We decided yesterday we'd go to Røros, an old mining town in a lovely setting. Pam visited two years ago, but I had never been. Maggie was afraid we'd go to the museum with the plastic people; they gave her the creeps, she said. We apologetically told her that we'd probably indeed be going to the museum with the plastic people, trapped forever in their underground caverns. Luckily for Maggie, we never made it to the plastic people because the town shuts down so early.

We bought train tickets online, and walked down to the Trondheim train station for a very reasonable 9:50 a.m. departure. The trip took 2.5 hours, a nice length with lovely, if not spectacular views.

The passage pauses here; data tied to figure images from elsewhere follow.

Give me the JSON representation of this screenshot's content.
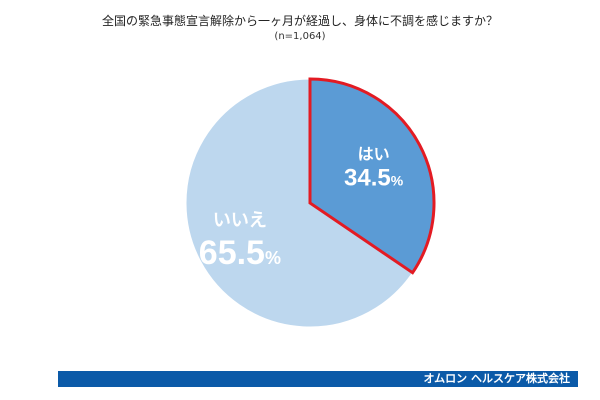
{
  "chart_data": {
    "type": "pie",
    "title": "全国の緊急事態宣言解除から一ヶ月が経過し、身体に不調を感じますか？",
    "subtitle": "(n=1,064)",
    "slices": [
      {
        "label": "はい",
        "value": 34.5,
        "display_value": "34.5",
        "unit": "%",
        "color": "#5b9bd5",
        "highlight": true,
        "highlight_color": "#e31b23"
      },
      {
        "label": "いいえ",
        "value": 65.5,
        "display_value": "65.5",
        "unit": "%",
        "color": "#bdd7ee",
        "highlight": false
      }
    ],
    "legend": "none",
    "start_angle": "12 o'clock",
    "direction": "clockwise"
  },
  "footer": {
    "company": "オムロン ヘルスケア株式会社"
  }
}
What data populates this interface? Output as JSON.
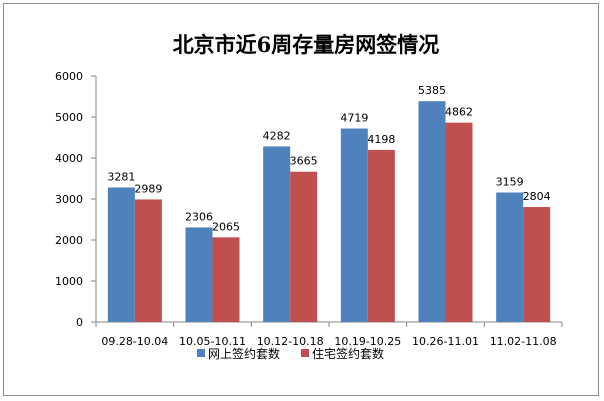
{
  "chart_data": {
    "type": "bar",
    "title": "北京市近6周存量房网签情况",
    "categories": [
      "09.28-10.04",
      "10.05-10.11",
      "10.12-10.18",
      "10.19-10.25",
      "10.26-11.01",
      "11.02-11.08"
    ],
    "series": [
      {
        "name": "网上签约套数",
        "color": "#4f81bd",
        "values": [
          3281,
          2306,
          4282,
          4719,
          5385,
          3159
        ]
      },
      {
        "name": "住宅签约套数",
        "color": "#c0504d",
        "values": [
          2989,
          2065,
          3665,
          4198,
          4862,
          2804
        ]
      }
    ],
    "ylim": [
      0,
      6000
    ],
    "yticks": [
      0,
      1000,
      2000,
      3000,
      4000,
      5000,
      6000
    ],
    "xlabel": "",
    "ylabel": "",
    "grid": false,
    "legend_position": "bottom"
  }
}
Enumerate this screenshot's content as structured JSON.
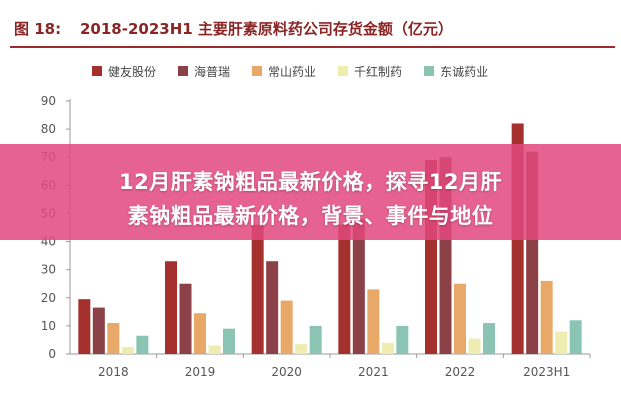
{
  "figure": {
    "label": "图 18:",
    "title": "2018-2023H1 主要肝素原料药公司存货金额（亿元）"
  },
  "overlay": {
    "line1": "12月肝素钠粗品最新价格，探寻12月肝",
    "line2": "素钠粗品最新价格，背景、事件与地位"
  },
  "colors": {
    "header": "#8b2525",
    "banner": "#e2487e"
  },
  "chart_data": {
    "type": "bar",
    "title": "",
    "xlabel": "",
    "ylabel": "",
    "ylim": [
      0,
      90
    ],
    "yticks": [
      0,
      10,
      20,
      30,
      40,
      50,
      60,
      70,
      80,
      90
    ],
    "grid": false,
    "legend_position": "top",
    "categories": [
      "2018",
      "2019",
      "2020",
      "2021",
      "2022",
      "2023H1"
    ],
    "series": [
      {
        "name": "健友股份",
        "color": "#a5312f",
        "values": [
          19.5,
          33,
          46,
          46,
          69,
          82
        ]
      },
      {
        "name": "海普瑞",
        "color": "#8c4048",
        "values": [
          16.5,
          25,
          33,
          48,
          70,
          72
        ]
      },
      {
        "name": "常山药业",
        "color": "#e8a868",
        "values": [
          11,
          14.5,
          19,
          23,
          25,
          26
        ]
      },
      {
        "name": "千红制药",
        "color": "#eeecb0",
        "values": [
          2.5,
          3,
          3.5,
          4,
          5.5,
          8
        ]
      },
      {
        "name": "东诚药业",
        "color": "#8cc4b4",
        "values": [
          6.5,
          9,
          10,
          10,
          11,
          12
        ]
      }
    ]
  }
}
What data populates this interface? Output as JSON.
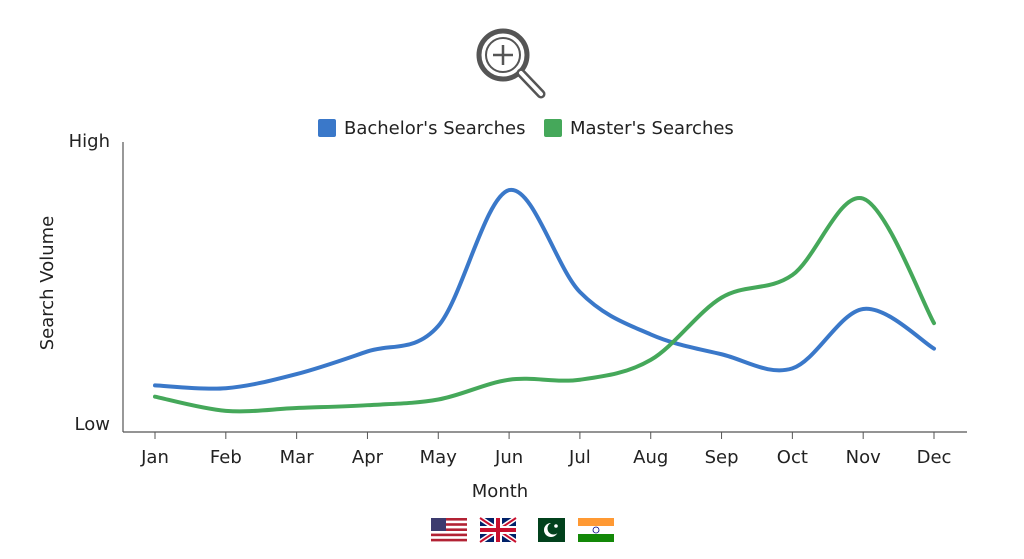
{
  "chart_data": {
    "type": "line",
    "xlabel": "Month",
    "ylabel": "Search Volume",
    "categories": [
      "Jan",
      "Feb",
      "Mar",
      "Apr",
      "May",
      "Jun",
      "Jul",
      "Aug",
      "Sep",
      "Oct",
      "Nov",
      "Dec"
    ],
    "series": [
      {
        "name": "Bachelor's Searches",
        "color": "#3a78c9",
        "values": [
          14,
          13,
          18,
          26,
          35,
          83,
          47,
          32,
          25,
          20,
          41,
          27
        ]
      },
      {
        "name": "Master's Searches",
        "color": "#45a85a",
        "values": [
          10,
          5,
          6,
          7,
          9,
          16,
          16,
          23,
          45,
          53,
          80,
          36
        ]
      }
    ],
    "ylim": [
      0,
      100
    ],
    "yticks": [
      {
        "value": 0,
        "label": "Low"
      },
      {
        "value": 100,
        "label": "High"
      }
    ]
  }
}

When we arrived at 1220, it was snowing. Our first real snow we'd been in this fall. The temperature hovered around +0.5°C.

Our first stop was at the tourist office, the first thing you see walking into downtown. We discussed options with the lady at the tourist bureau -- one option was to take a taxi for the 3:00 tour of the old copper mine up the hill, the other was an easy walking tour, up the street of artsy shops with a few choices for lunch, and a tour of the smelting facility right in town. We went for easy.

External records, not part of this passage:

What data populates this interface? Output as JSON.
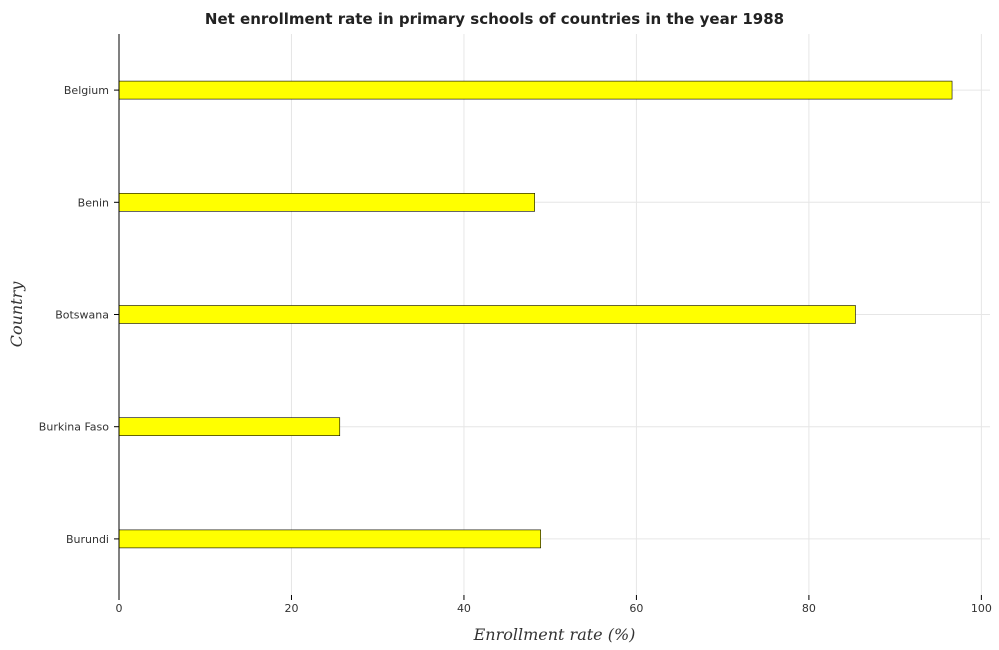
{
  "chart_data": {
    "type": "bar",
    "orientation": "horizontal",
    "title": "Net enrollment rate in primary schools of countries in the year 1988",
    "xlabel": "Enrollment rate (%)",
    "ylabel": "Country",
    "categories": [
      "Belgium",
      "Benin",
      "Botswana",
      "Burkina Faso",
      "Burundi"
    ],
    "values": [
      96.6,
      48.2,
      85.4,
      25.6,
      48.9
    ],
    "xlim": [
      0,
      101
    ],
    "xticks": [
      0,
      20,
      40,
      60,
      80,
      100
    ],
    "xtick_labels": [
      "0",
      "20",
      "40",
      "60",
      "80",
      "100"
    ],
    "grid": true,
    "bar_color": "#ffff00"
  }
}
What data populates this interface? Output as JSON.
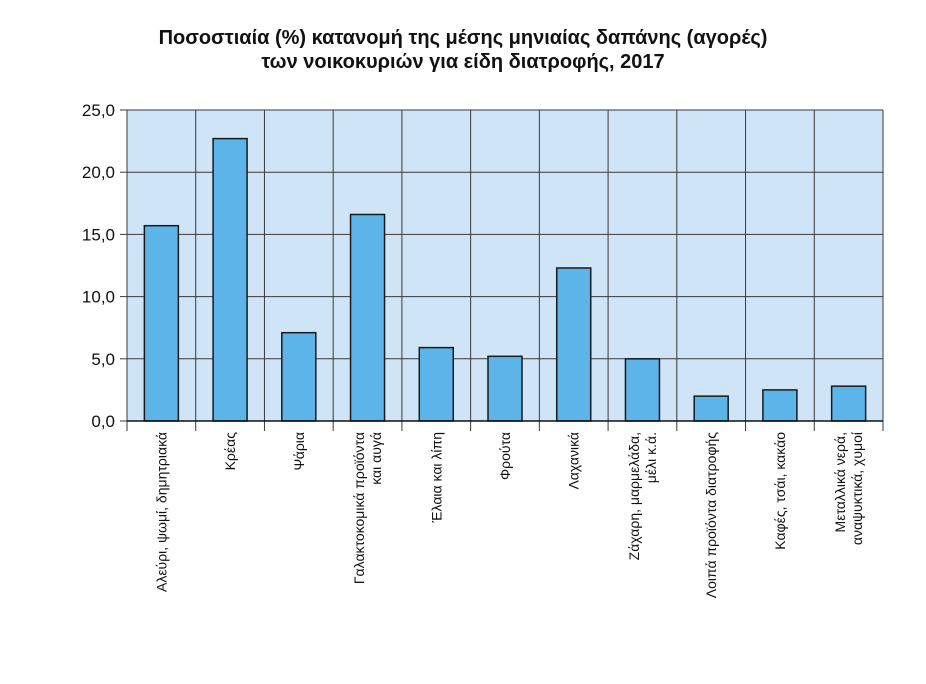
{
  "chart_data": {
    "type": "bar",
    "title_lines": [
      "Ποσοστιαία (%) κατανομή της μέσης μηνιαίας δαπάνης (αγορές)",
      "των νοικοκυριών για είδη διατροφής, 2017"
    ],
    "categories": [
      [
        "Αλεύρι, ψωμί, δημητριακά"
      ],
      [
        "Κρέας"
      ],
      [
        "Ψάρια"
      ],
      [
        "Γαλακτοκομικά προϊόντα",
        "και αυγά"
      ],
      [
        "Έλαια και λίπη"
      ],
      [
        "Φρούτα"
      ],
      [
        "Λαχανικά"
      ],
      [
        "Ζάχαρη, μαρμελάδα,",
        "μέλι κ.ά."
      ],
      [
        "Λοιπά προϊόντα διατροφής"
      ],
      [
        "Καφές, τσάι, κακάο"
      ],
      [
        "Μεταλλικά νερά,",
        "αναψυκτικά, χυμοί"
      ]
    ],
    "values": [
      15.7,
      22.7,
      7.1,
      16.6,
      5.9,
      5.2,
      12.3,
      5.0,
      2.0,
      2.5,
      2.8
    ],
    "yticks": [
      "0,0",
      "5,0",
      "10,0",
      "15,0",
      "20,0",
      "25,0"
    ],
    "ylim": [
      0,
      25
    ],
    "grid": true,
    "colors": {
      "plot_bg": "#cfe5f7",
      "bar_fill": "#5db4e8",
      "bar_stroke": "#1a1a1a",
      "grid": "#3a3a3a"
    }
  }
}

The town is very cute and the streets are charming and inviting. We were hungry, so we checked first at the Kafe Stuggu, a bistro that serves up traditional Norwegian lunches. They have outdoor seating in the summer, but on this chilly Saturday all of the tables were full and the line was long and the food looked exactly like what I eat everyday at the office, so we tried elsewhere. Lauritzen & Bruse was easy to find, a restaurant with warm rustic atmosphere and very good pizza. Try the #4. Mmmmm... Then we strolled up and down the street poking in shops that were indeed, artsy and folksy. We explored the church grounds, and wandered over to the museum. It was now 2:45, and we were dismayed to find that the museum had closed at 2:00. So instead we hiked on giant piles -- hills, really -- of stones rich with copper ore. The snow was blowing hard in the air, not sticking around on the ground but making for beautiful effects looking out over the city through the white flurries.

We found an old building with a long row of icicles, and the kids had to climb up to grab a few.

Back downtown, everything was closing. The tourist shop was already closed -- it had closed at 1230, just 10 minutes after the morning train from Trondheim arrived. How can a town that totes itself as a tourtist destination close down so early on a Saturday?

Our tickets were for at 7:30 pm return, but the only options for activities that we had now were hanging out in a restaurant or bowling. We checked back at the station and could use our tickets for the 4:30 train instead, and so we returned. A total of 5 hours on the train for a 4 hour visit, but it was nice.

It was a lovely and not at all expensive day trip, but I think Røros is probably best to visit in the summer when things stay open later, or near Christmas when they offer horse-pulled sleigh rides and toboggoning, and the reindeer petting park is open. I think we'll watch for some Jul activities this winter.